Planzer zeichnt sich auch durch eine besondere Unternehmenskultur aus, sagte Frömberg. Das Motto der gesamten Gruppe laute „A little bit different“. Alle Mitarbeitenden sind zum Beispiel per Du. Frömberg nannte ein weiteres wichtiges Merkmal: „Alle Kunden und Lieferanten sind auch Freunde.“ Die etwas andere Kultur kommt anscheinend an. Frömberg berichtete von hohen Bewerberzahlen auf Stellenausschreibungen – in Zeiten des Fachkräftemangels ein positives Signal. Die Ausschreibungen erfolgen mittlerweile vor allem über die sozialen Medien.

Den akuten Fahrermangel beklagte Gianluca Crestani, Geschäftsführer der Roman Mayer Logistik Group aus Gersthofen. Pro Jahr fehlen der Branche rund 50.000 Lkw-Fahrer, 40 Prozent der Fahrer sind älter als 55 Jahre. Der Transportmarkt schwächele aber auch wegen anderer Gründe: Übernahmen, Insolvenzen und Betriebsschließungen. Die Folgen für einen „Tailor Made Market“, zu dem Werksverkehre, JIT-Konzepte und Added Value-Transporte zählen: Die Zahl der Anbieter reduziert sich, die verfügbaren Kapazitäten sinken, die Kosten steigen überproportional – ein Anbietermarkt entwickelt sich.

„Große Auftraggeber sichern langfristig Kapazitäten ab“, sagte Crestani. Und: Aus seine Sicht werden so klassische Geschäftsbeziehungen zu strategischen Partnerschaften. Ein Familienunternehmen wie Roman Mayer könne daher auch in solchen Krisen gut unterwegs sein.

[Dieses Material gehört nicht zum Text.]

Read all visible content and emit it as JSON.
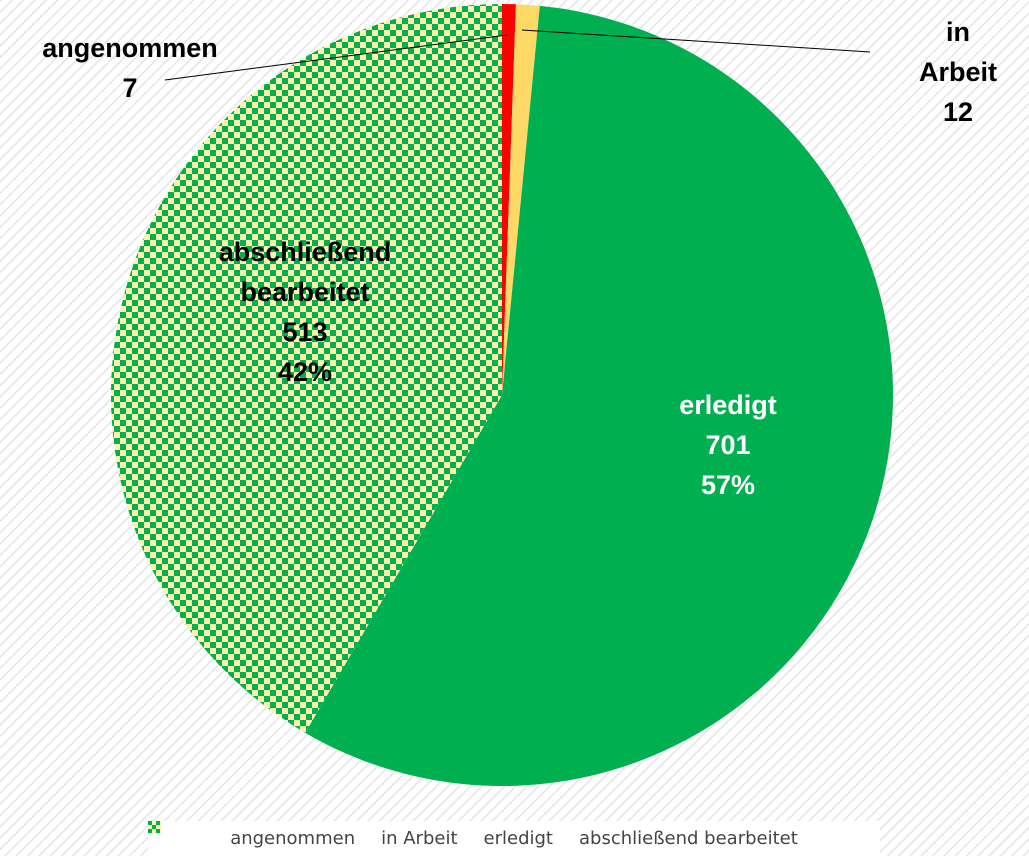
{
  "chart_data": {
    "type": "pie",
    "categories": [
      "angenommen",
      "in Arbeit",
      "erledigt",
      "abschließend bearbeitet"
    ],
    "values": [
      7,
      12,
      701,
      513
    ],
    "percent_labels": [
      null,
      null,
      "57%",
      "42%"
    ],
    "colors": [
      "#ff0000",
      "#ffd966",
      "#00b050",
      "#00b050"
    ],
    "patterns": [
      null,
      null,
      null,
      "checkerboard"
    ],
    "pattern_background": "#fff2a8",
    "start_angle": 0,
    "direction": "clockwise",
    "legend": "bottom"
  }
}
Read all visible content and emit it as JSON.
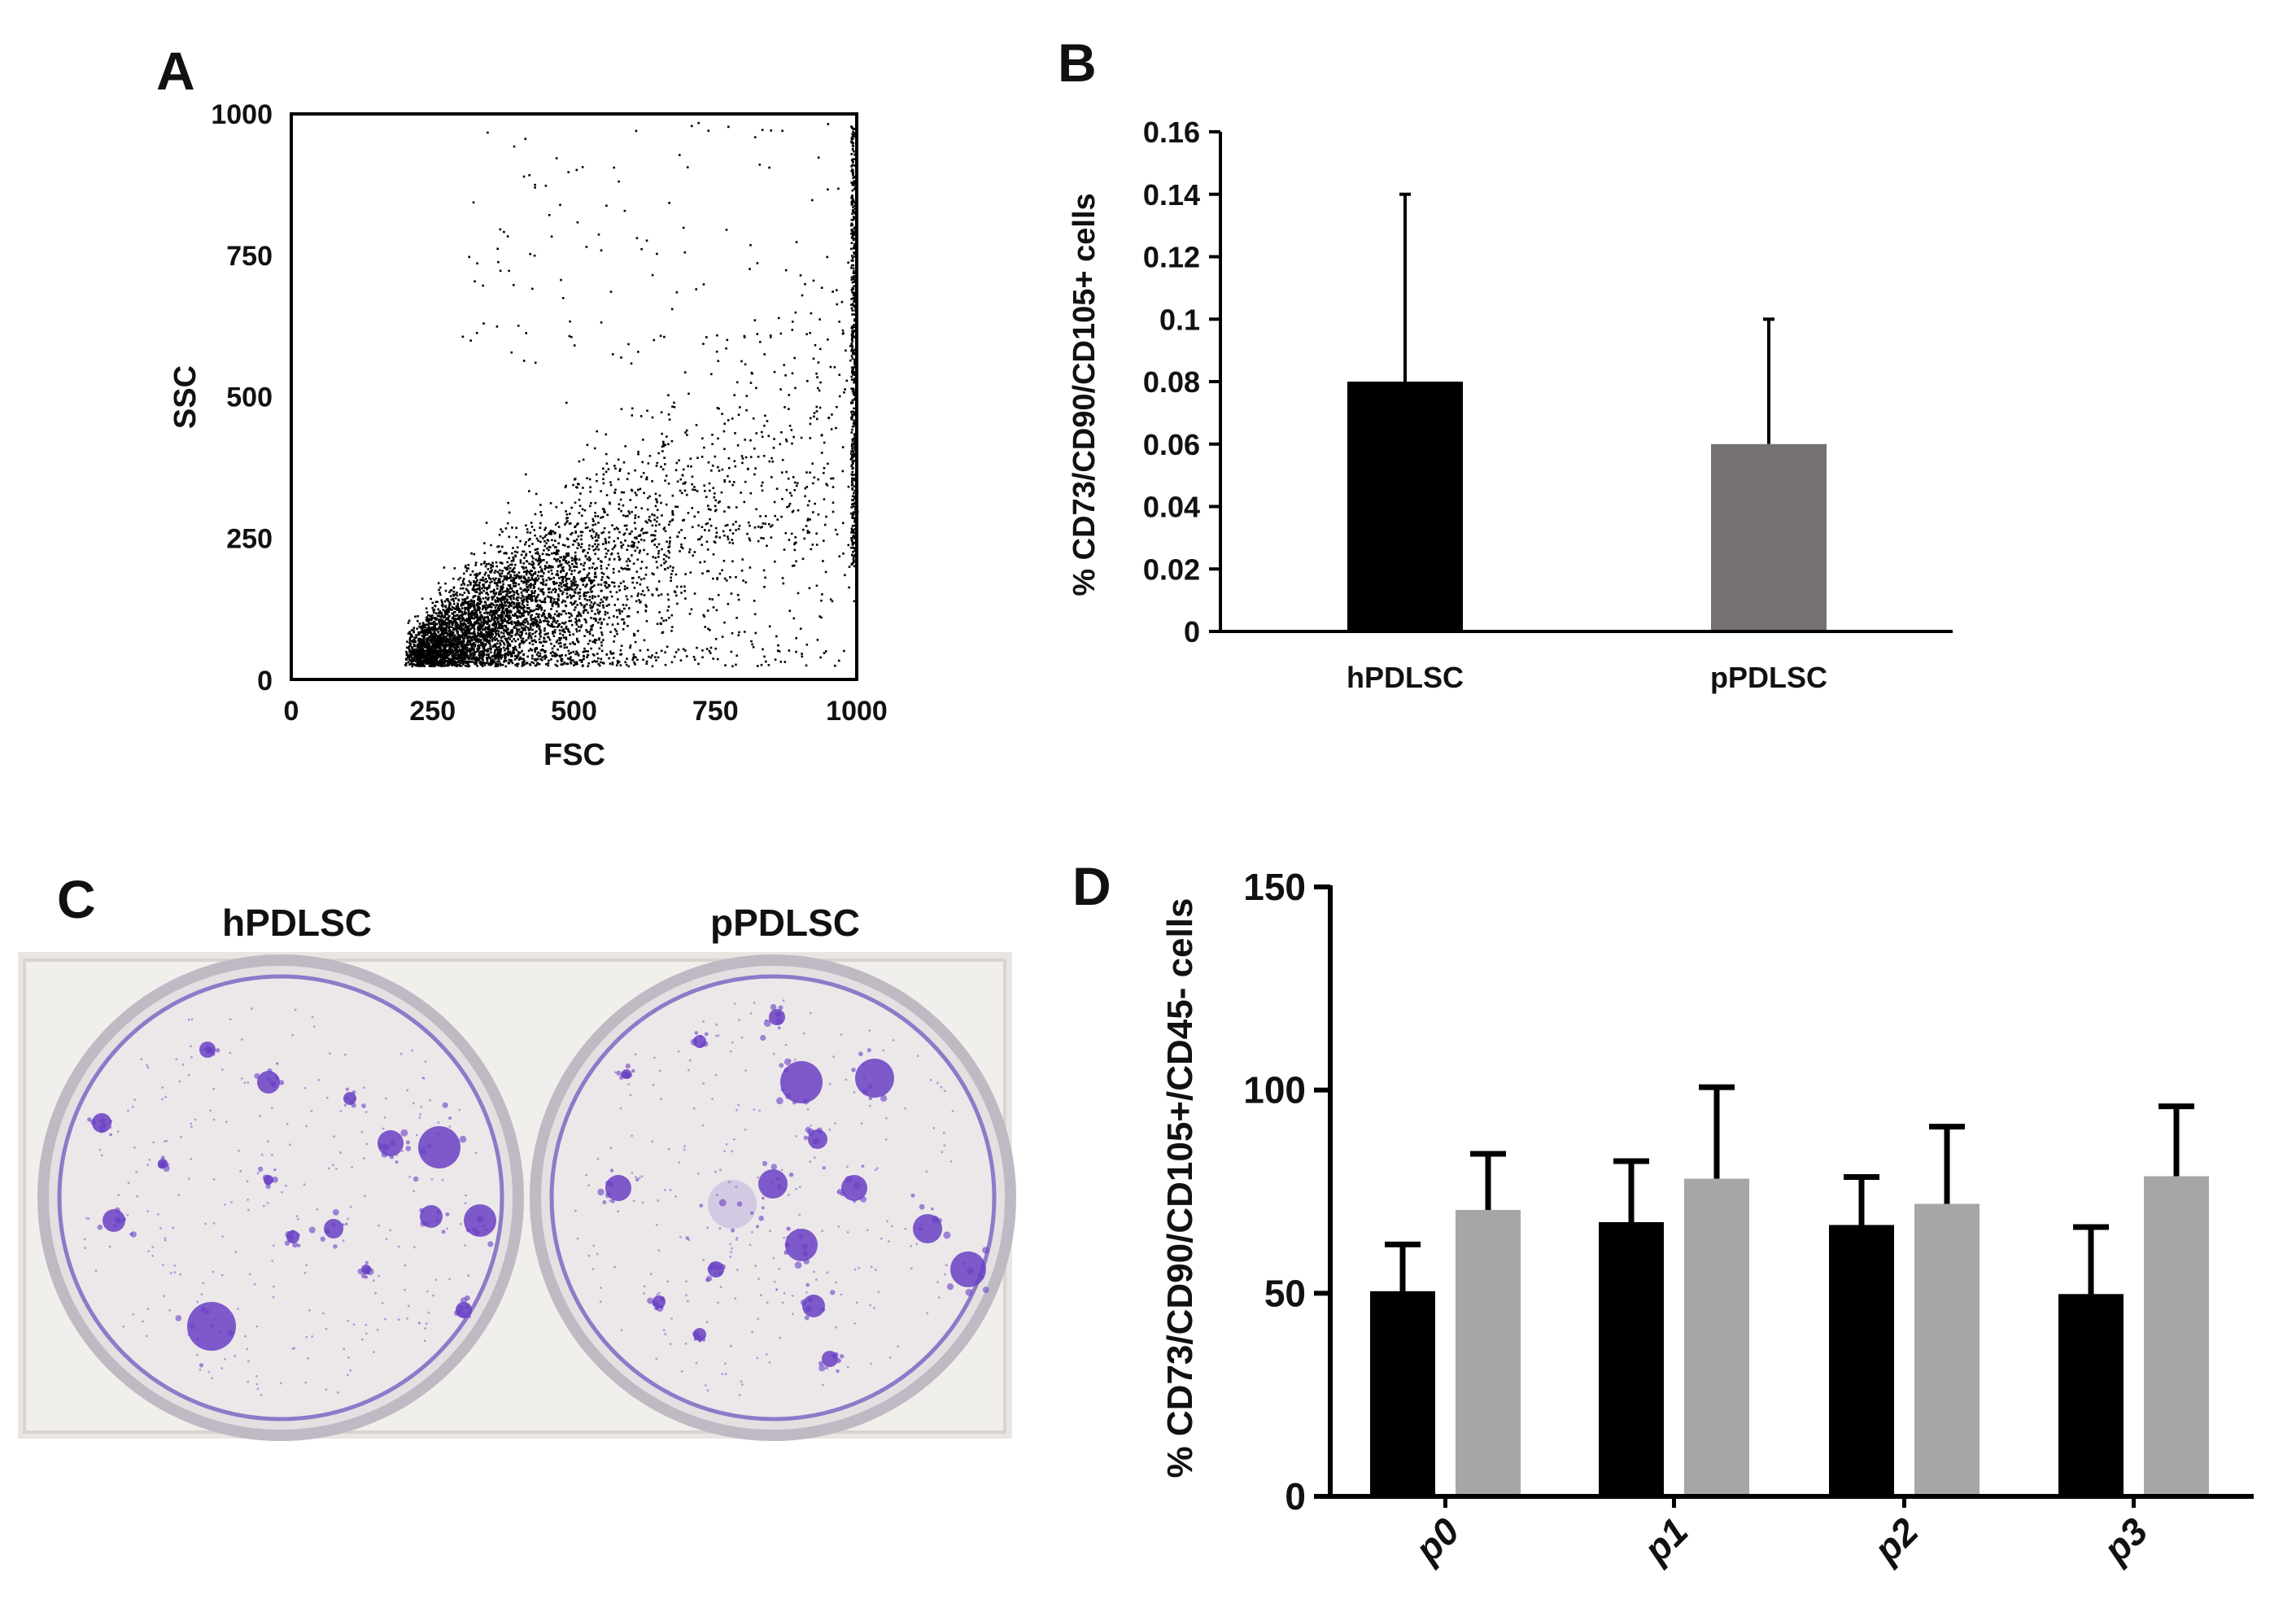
{
  "figure": {
    "panel_letters": [
      "A",
      "B",
      "C",
      "D"
    ],
    "colors": {
      "black": "#000000",
      "dark_gray": "#767171",
      "light_gray": "#a6a6a6",
      "stain": "#6a3fc4",
      "plate_bg": "#ece8ea"
    }
  },
  "panel_c": {
    "labels": [
      "hPDLSC",
      "pPDLSC"
    ]
  },
  "chart_data": [
    {
      "panel": "A",
      "type": "scatter",
      "xlabel": "FSC",
      "ylabel": "SSC",
      "xlim": [
        0,
        1000
      ],
      "ylim": [
        0,
        1000
      ],
      "xticks": [
        "0",
        "250",
        "500",
        "750",
        "1000"
      ],
      "yticks": [
        "0",
        "250",
        "500",
        "750",
        "1000"
      ],
      "distribution": {
        "x_min": 200,
        "x_max": 1000,
        "y_at_x_min_center": 40,
        "y_slope": 0.42,
        "cluster_center": [
          400,
          180
        ],
        "approx_points": 5000
      }
    },
    {
      "panel": "B",
      "type": "bar",
      "ylabel": "% CD73/CD90/CD105+ cells",
      "ylim": [
        0,
        0.16
      ],
      "yticks": [
        "0",
        "0.02",
        "0.04",
        "0.06",
        "0.08",
        "0.1",
        "0.12",
        "0.14",
        "0.16"
      ],
      "categories": [
        "hPDLSC",
        "pPDLSC"
      ],
      "values": [
        0.08,
        0.06
      ],
      "errors": [
        0.06,
        0.04
      ],
      "bar_colors": [
        "#000000",
        "#767171"
      ]
    },
    {
      "panel": "D",
      "type": "bar",
      "ylabel": "% CD73/CD90/CD105+/CD45- cells",
      "ylim": [
        0,
        150
      ],
      "yticks": [
        "0",
        "50",
        "100",
        "150"
      ],
      "categories": [
        "p0",
        "p1",
        "p2",
        "p3"
      ],
      "series": [
        {
          "values": [
            50.5,
            67.5,
            66.8,
            49.8
          ],
          "errors": [
            11.5,
            15,
            11.8,
            16.5
          ],
          "color": "#000000"
        },
        {
          "values": [
            70.5,
            78.2,
            72,
            78.8
          ],
          "errors": [
            13.8,
            22.5,
            19,
            17.2
          ],
          "color": "#a6a6a6"
        }
      ]
    }
  ]
}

Privatwirtschaft kann Dekarbonisierung nicht allein stemmen

In der abschließenden Diskussionsrunde kritisierte Crestani dennoch etwas – die schlechte Verkehrsinfrastruktur in Deutschland. „Wir bekommen die einfachsten Dinge nicht geregelt“, sagte Crestani und spielte damit auf die gescheiterte Pkw-Maut an. „Wenn wir keine intakte Verkehrsinfrastruktur haben, werden wir Stück für Stück schrumpfen.“ Von der neuen Bundesregierung habe er sich mehr erhofft. Die Dekarbonisierung koste viel, die Privatwirtschaft könne sie nicht allein stemmen.

Aus dem Publikum kam hinsichtlich der Dekarbonisierung auch eine kritische Stimme. Rolf Meyer, Gesellschafter und stellvertretender Aufsichtsratsvorsitzender des Logistikdienstleisters Meyer & Meyer, bezeichnete die ersten Versuche des Unternehmens mit E-Lkw vor rund 14 Jahren als „teures Jugend forscht“. „Wir waren zu früh dran“, sagte Meyer. Die Klimaschutzziele der Bundesregierung seien ein Irrglaube und nicht erreichbar. Es fehle bei Elektro- und Wasserstoff-Lkw an der ausreichenden Lade- und Tankstelleninfrastruktur.

Roland Rüdinger, Geschäftsführer der Rüdinger Spedition, meldete sich ebenfalls zu Wort. Er sieht Elektromobilität zwar auch als unternehmerisches Risiko. Gleichzeitig gebe es aber ein funktionierendes Geschäftsmodell. „Und das müssen wir umsetzen.“ Sascha Hähnke widersprach ihm hinsichtlich des Aufbaus von Ladeparks, die nötig sind, um viele E-Lkw gleichzeitig zu laden. Große Ladeparks werden laut Hähnke nicht innerhalb von zwei Jahren gebaut, sondern eher innerhalb von zehn Jahren. Deswegen müsse es neben der Elektromobilität auch Wasserstoff und andere Alternativen geben.

Foto von links: Jürgen Frömberg (Geschäftsführer Maier Spedition), Gianluca Crestani (Geschäftsführer Roman Mayer Logistik Group), Joachim Fehrenkötter (Geschäftsführer bei Fehrenkötter Transport & Logistik), Sascha Hähnke (Geschäftsführer Remondis Sustainable Services), trans aktuell-Chefredakteurin Ilona Jüngst.